A.10. What is the Kussmaul sign? Is this finding consistent with cardiac tamponade physiology?

Answer:

The Kussmaul sign describes an abnormal rise or absence of a fall in jugular venous pressure with negative pressure inspiration. It is typically quantified as a less than 5 mm Hg fall in inspiratory right atrial pressure. It is classically associated with constrictive pericarditis, but can be seen in conditions associated with restricted right-sided filling including tricuspid stenosis and RV dysfunction.

Some controversy exists as to whether Kussmaul sign can be present in cardiac tamponade. If defined solely as a pathologic rise in jugular venous pressure with negative pressure inspiration, then Kussmaul sign cannot be present in cardiac tamponade unless there is concurrent constriction from an abnormal pericardium, pericardial clot, or adhesions. The difference between cardiac tamponade (assuming free-flowing intrapericardial fluid) and constrictive physiology is the influence of intrathoracic pressure on the intracardiac filling pressures. In constrictive pericarditis, changes in intrathoracic pressure are not well transmitted through the abnormally thickened pericardium. This effectively disassociates the cardiac chamber pressures from intrathoracic pressure changes. The RA and RV, invested within a constrictive pericardium, have abnormally high filling pressures with little to no respirophasic variation. During the rapid filling phase of diastole, right atrial and RV pressures equalize rapidly as they encounter pericardial constraint, and venous return from the inferior vena cava (IVC) and superior vena cava (SVC) compete for entry into the high-pressure RA. Because IVC inflow is favored over that from the SVC due to augmentation by transdiaphragmatic pressure, jugular venous pressure rises due to constricted SVC inflow. This causes the characteristic, paradoxical rise in jugular venous pressure of the Kussmaul sign.
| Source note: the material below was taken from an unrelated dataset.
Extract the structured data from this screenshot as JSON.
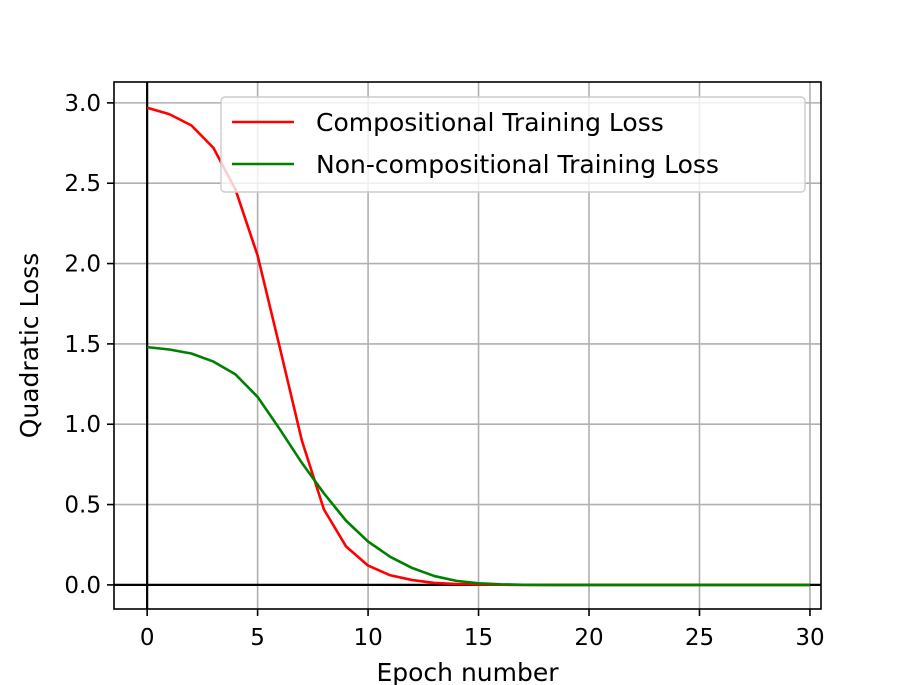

In cardiac tamponade, respiratory changes in intrathoracic pressure are transmitted to the intrapericardial fluid. Right atrial and RV pressures fall together with intrathoracic pressure during spontaneous inspiration despite the presence of cardiac tamponade, thereby augmenting the gradient for venous return from both the SVC and IVC. This results in a fall in jugular venous pressure with inspiration.